Его женщина

22
18
20
22
24
26
28
30

Я караулил мать – не дай бог, чтобы она меня засекла! Ждал, пока она выйдет из дома, и бросался в квартиру. Брал то, что не сразу заметишь. К тому же подобной ерунды в доме было полно – бабка обожала зарастать барахлом. Вазочки, фарфоровые фигурки. Столовое серебро. Те же книги. Воротники из норки и чернобурки. Как-то увел дедов орден за какие-то важные заслуги. Попался я на ювелирке – стырил бабкин браслет с аметистами. Тут меня мать и поймала.

Признаться, я смалодушничал и тут же заложил отца. Мать, разумеется, устроила страшный скандал и потребовала вернуть браслет. А как его вернешь, если он давно был удачно конвертирован в спиртное. Мы тогда страшно разругались, и мать окончательно выгнала меня из дома, назвав при этом выродком, ворюгой, ковалевским отродьем и подонком.

Был конец августа, через неделю начиналась школа.

И я посмел задать ей вопрос, где буду учиться.

– Забирай документы и переводись в сельскую! – выкрикнула она, добавив: – Как же вы, Ковалевы, мне надоели!

Документы мне выдавать не хотели – требовали, чтобы пришла мать.

Она явилась и документы, несмотря на уговоры директора, забрала.

На улице, где я ее ждал, она бросила их мне в лицо.

– На! И живи как хочешь! Уверена – скоро пойдешь по стопам своего отца!

Это было сказано мне, подростку. Несчастному и одинокому.

Помню, я брел по улице и ревел. Ревел, не обращая внимания на прохожих. Как же мне было обидно! Как же мне было страшно – я понимал, что никому не нужен, ни матери, ни отцу. Я не хотел жить ни в квартире с ней, ни на даче с ним, моим несчастным, спивающимся отцом.

А куда мне было деваться? Куда?

Я пошел в сельскую школу. Это было маленькое удовольствие.
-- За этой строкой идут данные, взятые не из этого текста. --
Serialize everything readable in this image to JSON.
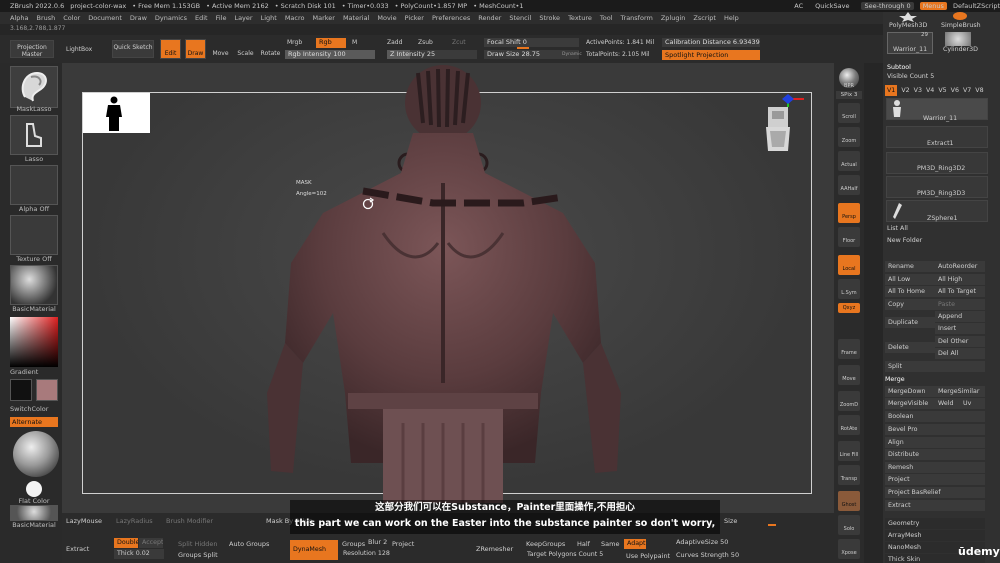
{
  "titlebar": {
    "app": "ZBrush 2022.0.6",
    "project": "project-color-wax",
    "free_mem": "• Free Mem 1.153GB",
    "active_mem": "• Active Mem 2162",
    "scratch": "• Scratch Disk 101",
    "timer": "• Timer•0.033",
    "polycount": "• PolyCount•1.857 MP",
    "meshcount": "• MeshCount•1",
    "ac": "AC",
    "quicksave": "QuickSave",
    "seethrough": "See-through  0",
    "menus": "Menus",
    "script": "DefaultZScript"
  },
  "menubar": [
    "Alpha",
    "Brush",
    "Color",
    "Document",
    "Draw",
    "Dynamics",
    "Edit",
    "File",
    "Layer",
    "Light",
    "Macro",
    "Marker",
    "Material",
    "Movie",
    "Picker",
    "Preferences",
    "Render",
    "Stencil",
    "Stroke",
    "Texture",
    "Tool",
    "Transform",
    "Zplugin",
    "Zscript",
    "Help"
  ],
  "coords": "3.168,2.788,1.877",
  "toolbar": {
    "projection_master": "Projection Master",
    "lightbox": "LightBox",
    "quick_sketch": "Quick Sketch",
    "edit": "Edit",
    "draw": "Draw",
    "move": "Move",
    "scale": "Scale",
    "rotate": "Rotate",
    "mrgb": "Mrgb",
    "rgb": "Rgb",
    "m": "M",
    "rgb_intensity": "Rgb Intensity 100",
    "zadd": "Zadd",
    "zsub": "Zsub",
    "zcut": "Zcut",
    "z_intensity": "Z Intensity 25",
    "focal_shift": "Focal Shift 0",
    "draw_size": "Draw Size 28.75",
    "dynamic": "Dynamic",
    "active_points": "ActivePoints: 1.841 Mil",
    "total_points": "TotalPoints: 2.105 Mil",
    "calibration": "Calibration Distance 6.93439",
    "spotlight": "Spotlight Projection"
  },
  "lefttray": {
    "brush": "MaskLasso",
    "stroke": "Lasso",
    "alpha": "Alpha Off",
    "texture": "Texture Off",
    "material": "BasicMaterial",
    "gradient": "Gradient",
    "switch_color": "SwitchColor",
    "alternate": "Alternate",
    "flat_color": "Flat Color",
    "material2": "BasicMaterial"
  },
  "canvas": {
    "mask_label": "MASK",
    "angle_label": "Angle=102",
    "colors": {
      "skin": "#6b4a4c",
      "skin_dark": "#3e2a2c",
      "mask": "#2a1a1c"
    }
  },
  "rshelf": [
    "BPR",
    "SPix 3",
    "Scroll",
    "Zoom",
    "Actual",
    "AAHalf",
    "Persp",
    "Floor",
    "Local",
    "L.Sym",
    "Qxyz",
    "Frame",
    "Move",
    "ZoomD",
    "RotAte",
    "Line Fill",
    "PolyF",
    "Transp",
    "Ghost",
    "Solo",
    "Xpose"
  ],
  "rpanel": {
    "polymesh": "PolyMesh3D",
    "simplebrush": "SimpleBrush",
    "warrior": "Warrior_11",
    "warrior_count": "29",
    "cylinder": "Cylinder3D",
    "subtool": "Subtool",
    "visible_count": "Visible Count 5",
    "versions": [
      "V1",
      "V2",
      "V3",
      "V4",
      "V5",
      "V6",
      "V7",
      "V8"
    ],
    "subtools": [
      "Warrior_11",
      "Extract1",
      "PM3D_Ring3D2",
      "PM3D_Ring3D3",
      "ZSphere1"
    ],
    "list_all": "List All",
    "new_folder": "New Folder",
    "rename": "Rename",
    "auto_reorder": "AutoReorder",
    "all_low": "All Low",
    "all_high": "All High",
    "all_to_home": "All To Home",
    "all_to_target": "All To Target",
    "copy": "Copy",
    "paste": "Paste",
    "append": "Append",
    "duplicate": "Duplicate",
    "insert": "Insert",
    "delete": "Delete",
    "del_other": "Del Other",
    "del_all": "Del All",
    "split": "Split",
    "merge": "Merge",
    "merge_down": "MergeDown",
    "merge_similar": "MergeSimilar",
    "merge_visible": "MergeVisible",
    "weld": "Weld",
    "uv": "Uv",
    "boolean": "Boolean",
    "bevel_pro": "Bevel Pro",
    "align": "Align",
    "distribute": "Distribute",
    "remesh": "Remesh",
    "project": "Project",
    "project_bas_relief": "Project BasRelief",
    "extract": "Extract",
    "geometry": "Geometry",
    "arraymesh": "ArrayMesh",
    "nanomesh": "NanoMesh",
    "thick_skin": "Thick Skin"
  },
  "bottom": {
    "lazymouse": "LazyMouse",
    "lazyradius": "LazyRadius",
    "brush_modifier": "Brush Modifier",
    "mask_by_poly": "Mask By Polyg",
    "size": "Size",
    "extract": "Extract",
    "double": "Double",
    "accept": "Accept",
    "thick": "Thick 0.02",
    "split_hidden": "Split Hidden",
    "groups_split": "Groups Split",
    "auto_groups": "Auto Groups",
    "dynamesh": "DynaMesh",
    "groups": "Groups",
    "blur": "Blur 2",
    "project": "Project",
    "resolution": "Resolution 128",
    "zremesher": "ZRemesher",
    "keep_groups": "KeepGroups",
    "half": "Half",
    "same": "Same",
    "adapt": "Adapt",
    "adaptive_size": "AdaptiveSize 50",
    "target_polygons": "Target Polygons Count 5",
    "use_polypaint": "Use Polypaint",
    "curves_strength": "Curves Strength 50"
  },
  "subtitles": {
    "line1": "这部分我们可以在Substance，Painter里面操作,不用担心",
    "line2": "this part we can work on the Easter into the substance painter so don't worry,"
  },
  "watermark": "ūdemy"
}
Школа находилась в поселке – пять километров в одну сторону. Хорошо, если погода, если тепло и не дождливо. А если дождь, снег, метель? Сильный ветер? Грязь по колено?

Была она старой, деревянной и отапливалась печью. В школе вкусно пахло дымком и вареной картошкой, которой кормила нас, голодных, учительница Клавдия Васильевна. Буфета в школе, конечно же, не было. В середине дня перекусывали тем, что приносили из дома – вареными яйцами, салом, хлебом, пирогами. А мне принести было нечего.
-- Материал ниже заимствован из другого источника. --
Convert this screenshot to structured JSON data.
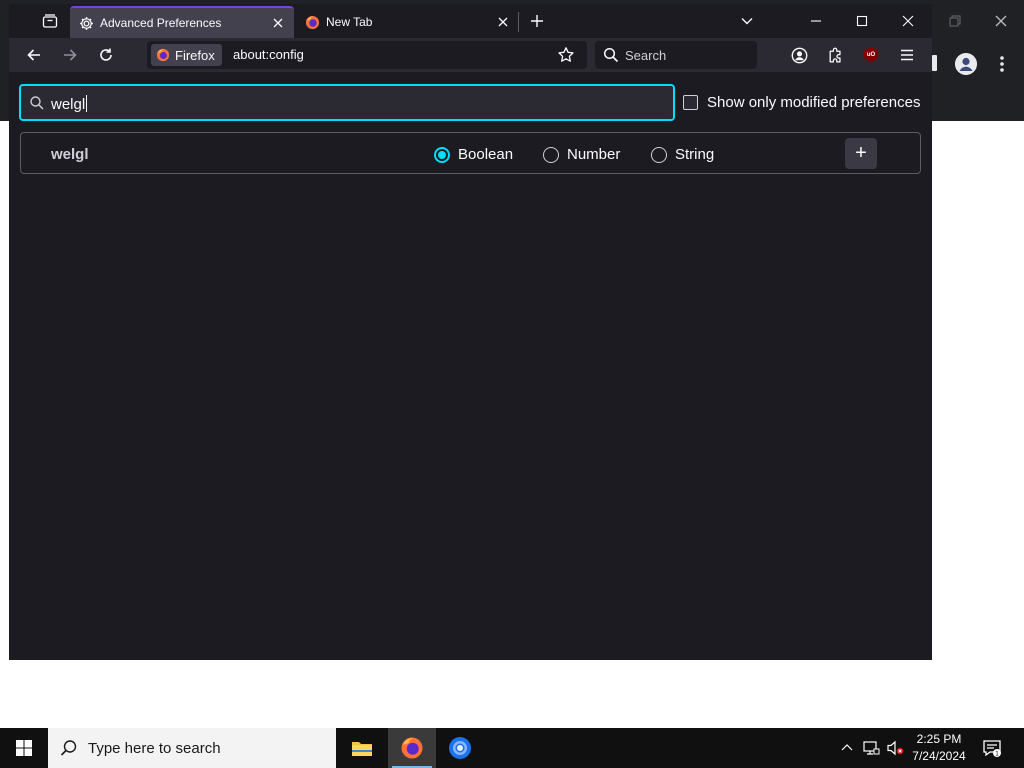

После третьего урока мы садились «обедать» – все выкладывали свои припасы горкой на общий стол. Картошка к тому времени была готова – Клавдия Васильевна ставила на стол огромную помятую алюминиевую кастрюлю и открывала крышку. Нас обдавало горячим и вкусным паром – пахло чесночком и сухим укропом. Мы принимались трапезничать – так говорила Клавдия Васильевна.
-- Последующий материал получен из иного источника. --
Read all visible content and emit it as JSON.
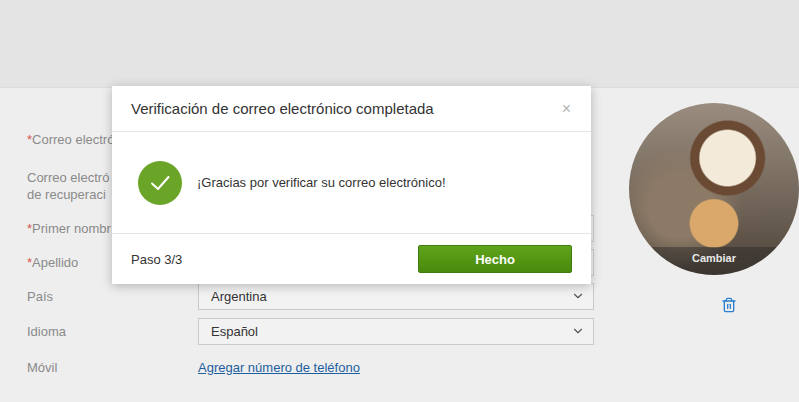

Пожалуй, только там, в школе, я наедался. Остатки она тихонько заворачивала мне с собой – ту же картошку, оставшееся сало, хлеб, вареные яйца и пироги. Я страшно смущался, но брал – мне надо было еще кормить отца.

Она, эта простая и чудесная женщина, жалела меня и все понимала. Однажды спросила:

– А мама давно у вас не была?

Мне, признаться, было стыдно – мать я не видел полгода. Пару раз она переслала нам денег. Наверное, все-таки чувство вины ее мучило. Но это все.

Клавдия – и учитель, и завуч, и сторож – жила при школе вдвоем с дочкой – хроменькой Дашей. Она часто сидела в учительской – комнатке метров в пять – и читала или вязала. Говорили, что руки у нее золотые. Даше исполнилось девятнацать лет. Была она тихой, незаметной, невзрачной – худенькая, невысокая, с тонкой косицей за спиной. Сероглазая и очень бледная. Над верхней губой у нее темнела крупная родинка, похожая на божью коровку.